The Handmaid’s Tale, “The Resistance” and the Need to Keep the Fight Alive
(Episode 1.09)George Kraychyk/Hulu TV Features The Handmaid's Tale
It’s good to know that the makers of The Handmaid’s Tale aren’t above a bit of dark humor. Or was that a bit of unintentional editing, when the image of Ofwarren/Ofdaniel (Madeline Brewer) cowering in the corner, insisting that her former Commander was “coming for her,” switches to Commander Waterford (Joseph Fiennes) fucking Offred (Elisabeth Moss)? God, I hope not, because even with the small glimmer of hope at the end of the hour, the weight of the agony and despair that all the Handmaids confront, and by proxy the viewers, is starting to buckle our knees and test our balance.
Especially in our current state—a president with no filter, no regard for anyone’s lives outside his own and a healthy amount of the American populace in his corner—this series is starting to feel like a slog. Not that the creators could have anticipated this, even if the parallels are right there, playing out before us with each intemperate tweet and each moment of unbelievable horror, like what happened on a commuter train in my hometown of Portland.
We are all of us in the same place that Ofwarren/Ofdaniel is in, the same position that gave this episode its title: Standing on a bridge, overlooking the possibility of easing the pain with one jump. “It can’t hurt very much,” she says. The tension of the scene is that she’s holding her baby in her arms as she teeters on the edge. But I would have somehow forgiven her for leaping off and taking her child with her. I feel mounds of guilt wondering about raising my son in this environment, where casual racism and misogyny is ignored or forgiven.

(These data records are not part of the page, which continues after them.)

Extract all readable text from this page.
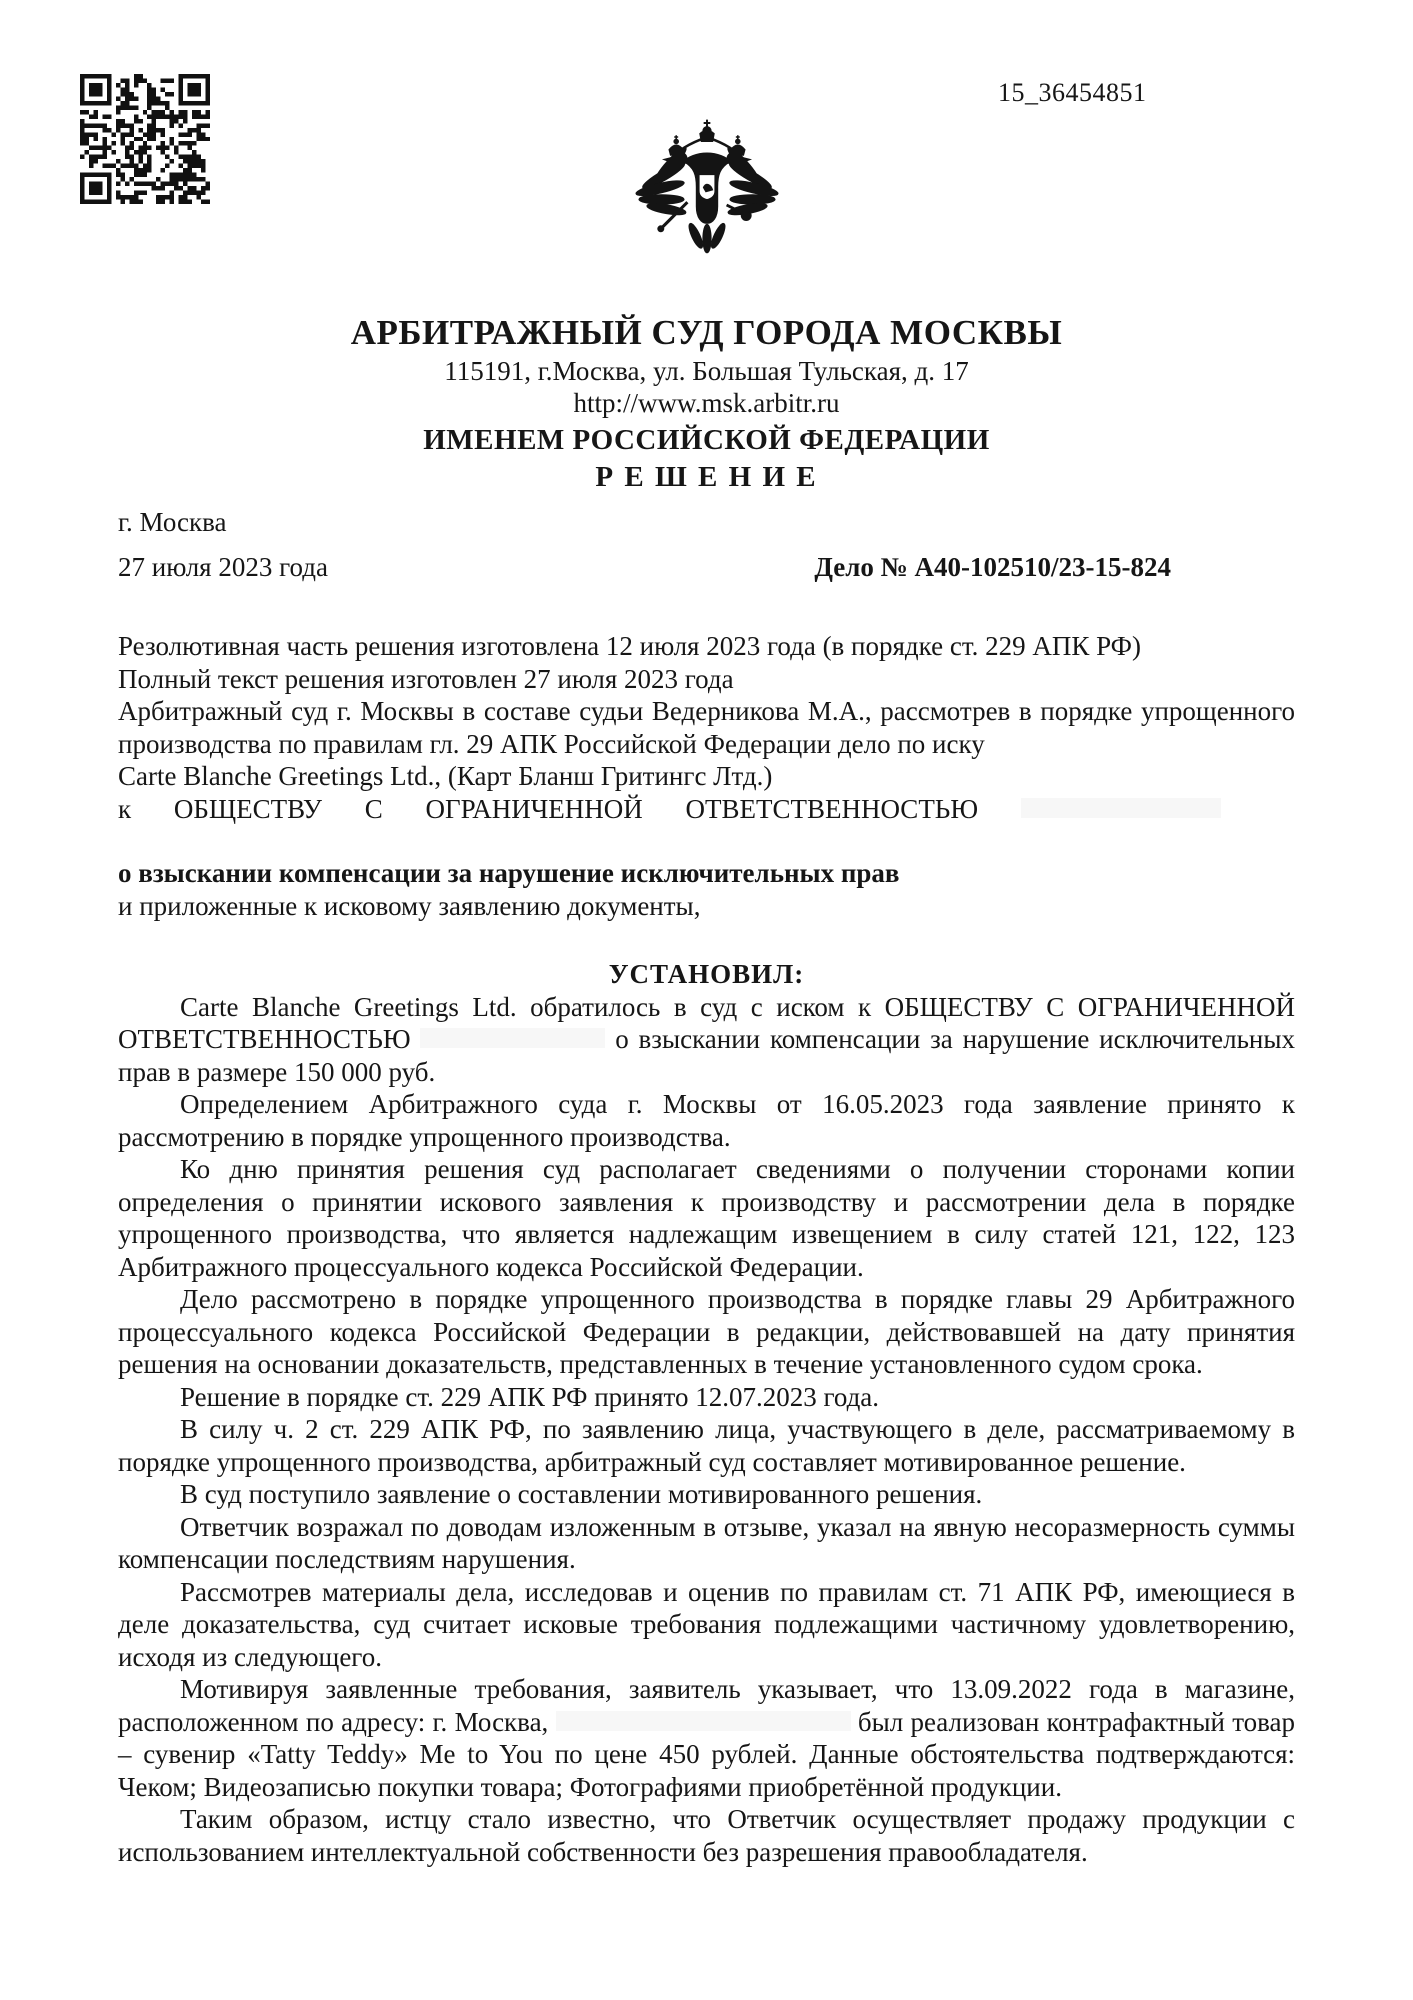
15_36454851
АРБИТРАЖНЫЙ СУД ГОРОДА МОСКВЫ
115191, г.Москва, ул. Большая Тульская, д. 17
http://www.msk.arbitr.ru
ИМЕНЕМ РОССИЙСКОЙ ФЕДЕРАЦИИ
Р Е Ш Е Н И Е
г. Москва
27 июля 2023 года	Дело № А40-102510/23-15-824

Резолютивная часть решения изготовлена 12 июля 2023 года (в порядке ст. 229 АПК РФ)

Полный текст решения изготовлен 27 июля 2023 года

Арбитражный суд г. Москвы в составе судьи Ведерникова М.А., рассмотрев в порядке упрощенного производства по правилам гл. 29 АПК Российской Федерации дело по иску

Carte Blanche Greetings Ltd., (Карт Бланш Гритингс Лтд.)

к ОБЩЕСТВУ С ОГРАНИЧЕННОЙ ОТВЕТСТВЕННОСТЬЮ

о взыскании компенсации за нарушение исключительных прав

и приложенные к исковому заявлению документы,

УСТАНОВИЛ:

Carte Blanche Greetings Ltd. обратилось в суд с иском к ОБЩЕСТВУ С ОГРАНИЧЕННОЙ ОТВЕТСТВЕННОСТЬЮ	о взыскании компенсации за нарушение исключительных прав в размере 150 000 руб.

Определением Арбитражного суда г. Москвы от 16.05.2023 года заявление принято к рассмотрению в порядке упрощенного производства.

Ко дню принятия решения суд располагает сведениями о получении сторонами копии определения о принятии искового заявления к производству и рассмотрении дела в порядке упрощенного производства, что является надлежащим извещением в силу статей 121, 122, 123 Арбитражного процессуального кодекса Российской Федерации.

Дело рассмотрено в порядке упрощенного производства в порядке главы 29 Арбитражного процессуального кодекса Российской Федерации в редакции, действовавшей на дату принятия решения на основании доказательств, представленных в течение установленного судом срока.

Решение в порядке ст. 229 АПК РФ принято 12.07.2023 года.

В силу ч. 2 ст. 229 АПК РФ, по заявлению лица, участвующего в деле, рассматриваемому в порядке упрощенного производства, арбитражный суд составляет мотивированное решение.

В суд поступило заявление о составлении мотивированного решения.

Ответчик возражал по доводам изложенным в отзыве, указал на явную несоразмерность суммы компенсации последствиям нарушения.

Рассмотрев материалы дела, исследовав и оценив по правилам ст. 71 АПК РФ, имеющиеся в деле доказательства, суд считает исковые требования подлежащими частичному удовлетворению, исходя из следующего.

Мотивируя заявленные требования, заявитель указывает, что 13.09.2022 года в магазине, расположенном по адресу: г. Москва,	был реализован контрафактный товар – сувенир «Tatty Teddy» Me to You по цене 450 рублей. Данные обстоятельства подтверждаются: Чеком; Видеозаписью покупки товара; Фотографиями приобретённой продукции.

Таким образом, истцу стало известно, что Ответчик осуществляет продажу продукции с использованием интеллектуальной собственности без разрешения правообладателя.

When Offred begs her friend to “do what’s best” for her daughter, didn’t some small part of you think that included getting her out of this mess?
I know how fatalistic that sounds. And, no, I’m not suggesting murdering your children instead of fighting back against the tide of shit that keeps washing over us every day. But who among us who didn’t vote for our current president or are regretting the decision to do so hasn’t felt completely exhausted by the nonstop barrage of ill-considered remarks that could have international ramifications? We want to have someone like Offred there at our side, reassuring us that “change is coming” and “everything is going to go back to normal,” with the promise of a night of drinking and karaoke at the end of it all. Yet every bombshell announcement and article and editorial and rally and petition and supportive discussion doesn’t seem to be moving the needle toward bringing a swift end to this living nightmare.
With what strength we have left, we do what Offred is doing and join the resistance, making our small push back against the bastards that would like to grind us into dust. We use what powers we have at our disposal, as when Offred’s feminine allure convinces the Commander to head to the brothel for another dalliance. We seek out those among us who will back us up and urge us to carry on and tell us, as she tells Moira (Samira Wiley), to keep fighting. All of us at some time or other are going to find ourselves on the figurative bridge, tempted to just give into the tide and completely give up. And we are all going to take turns talking one another down from the ledge, too. We are all of us in the gutter, so let’s look at the stars together.